Шрифт:
Интервал:
Закладка:
Сказки матушки Гусыни (Contes de ma mère l’Oie) — (loi mère, loi première, основной, или изначальный закон) — герметические рассказы, в которых эзотерическая истина явлена в чудесной (merveilleux) реальности Сатурналий, Рая или Золотого века.
Золотой век
Обновлённый человек, живущий в золотом веке, не знает никакой религии. Он лишь воздаёт хвалу Творцу, чьим самым прекрасным творением, являющим свой огненный, светлый и благосклонный лик, он считает Солнце. Он почитает и славит Бога в образе излучающего свет шара, сердца и мозга естества, дарителя земных благ. Видимый образ Предвечного, Солнце даёт представление о его силе, величии, доброте. Воспринимая его лучи, льющиеся с чистых небес на обновлённую Землю, человек любуется плодами Божественного труда, не прибегая к каким-то внешним проявлениям любви к Богу, не прибегая к ритуалам и обрядам. Склонный к созерцанию, не знакомый с нуждой, страстями, страданиями, он питает к Господу живую глубокую признательность, свойственную нищим духом, и безграничную сыновнюю любовь. Символом золотого века — солнечного века в прямом смысле этого слова — был образ самого светила, иероглиф, которым древние алхимики во все времена обозначали металлическое золото (or métallique) или минеральное солнце (soleil minéral).
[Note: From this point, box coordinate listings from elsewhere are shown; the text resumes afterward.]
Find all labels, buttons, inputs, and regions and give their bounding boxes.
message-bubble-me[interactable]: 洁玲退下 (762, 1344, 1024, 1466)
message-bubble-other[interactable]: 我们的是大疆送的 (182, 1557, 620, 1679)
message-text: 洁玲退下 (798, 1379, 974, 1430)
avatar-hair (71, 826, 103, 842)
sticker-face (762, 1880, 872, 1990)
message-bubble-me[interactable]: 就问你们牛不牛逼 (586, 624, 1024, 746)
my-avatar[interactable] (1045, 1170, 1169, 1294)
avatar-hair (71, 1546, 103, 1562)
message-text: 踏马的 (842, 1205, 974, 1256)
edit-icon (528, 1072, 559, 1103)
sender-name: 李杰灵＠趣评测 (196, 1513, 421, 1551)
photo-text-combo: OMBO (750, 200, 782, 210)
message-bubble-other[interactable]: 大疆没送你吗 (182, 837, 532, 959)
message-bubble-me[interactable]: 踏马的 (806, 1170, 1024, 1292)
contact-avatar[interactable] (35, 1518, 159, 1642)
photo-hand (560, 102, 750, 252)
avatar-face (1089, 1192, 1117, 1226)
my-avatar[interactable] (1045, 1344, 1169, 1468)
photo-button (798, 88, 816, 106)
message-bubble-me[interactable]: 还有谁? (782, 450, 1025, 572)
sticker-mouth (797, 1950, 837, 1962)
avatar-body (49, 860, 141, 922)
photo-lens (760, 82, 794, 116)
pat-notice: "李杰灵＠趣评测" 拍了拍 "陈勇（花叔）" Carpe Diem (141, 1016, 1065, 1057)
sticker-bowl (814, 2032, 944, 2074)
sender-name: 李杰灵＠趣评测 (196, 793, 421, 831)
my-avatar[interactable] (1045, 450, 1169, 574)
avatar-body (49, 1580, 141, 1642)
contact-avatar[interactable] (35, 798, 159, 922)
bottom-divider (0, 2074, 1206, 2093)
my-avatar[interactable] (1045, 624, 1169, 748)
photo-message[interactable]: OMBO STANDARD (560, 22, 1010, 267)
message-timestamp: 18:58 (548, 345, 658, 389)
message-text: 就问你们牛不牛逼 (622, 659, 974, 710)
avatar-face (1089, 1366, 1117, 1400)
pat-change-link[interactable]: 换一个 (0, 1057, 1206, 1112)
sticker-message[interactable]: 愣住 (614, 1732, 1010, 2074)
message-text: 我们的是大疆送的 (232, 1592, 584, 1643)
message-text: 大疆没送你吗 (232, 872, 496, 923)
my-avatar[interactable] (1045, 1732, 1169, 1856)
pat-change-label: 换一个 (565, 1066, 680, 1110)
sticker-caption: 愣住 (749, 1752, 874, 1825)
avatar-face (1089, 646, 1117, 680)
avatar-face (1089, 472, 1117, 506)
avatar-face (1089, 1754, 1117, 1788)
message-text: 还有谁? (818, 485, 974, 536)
В духовном плане золотой век олицетворяется евангелистом Лукой. Греческое Λουχας — от Λύχνος, свет, лампа, факел (латинское lux, lucis) — позволяет толковать Евангелие от Луки как Евангелие Света (Evangile selon la lumière). Это солнечное Евангелие эзотерически представляет путь светила и его лучей на первой стадии сияния. Оно указывает на начало новой эры, на победу света на возрождённой земле и возобновление годового цикла (Λυκάβας на греческих надписях означает год). Атрибут Святого Луки — телец (taureau) или крылатый бык (bœuf ailé) — это одухотворённый солнечный образ, эмблема световых волн в условиях, обеспечивающих существование и развитие живой природы.
Счастливые и благословенные времена золотого века, времена Адама и Евы, живших в простоте и невинности, соответствуют земному раю. Греческое Παράδεισος (paradis, рай) произошло, по-видимому, от персидского или халдейского корня Pardès (jardin délicieux, сладостный сад). По крайней мере, в этом смысле его употребляли греческие авторы, в частности, Ксенофонт и Диодор Сицилийский, упоминая великолепные сады персидских шахов. То же значение ему придано в Септуагинте, в месте (Быт. 2:8), где речь идёт о блаженной жизни наших прародителей. Многие хотели определить, в каком месте Земного шара Бог расположил Эдем со всем его великолепием. Гипотезы на этот счёт существуют самые разные. Некоторые писатели — среди них Филон Александрийский и Ориген — вообще утверждают, что земного рая, такого, каким он описан в книге Бытия, никогда не было. По их мнению, всё, что говорит по этому поводу Священное писание, надо понимать иносказательно.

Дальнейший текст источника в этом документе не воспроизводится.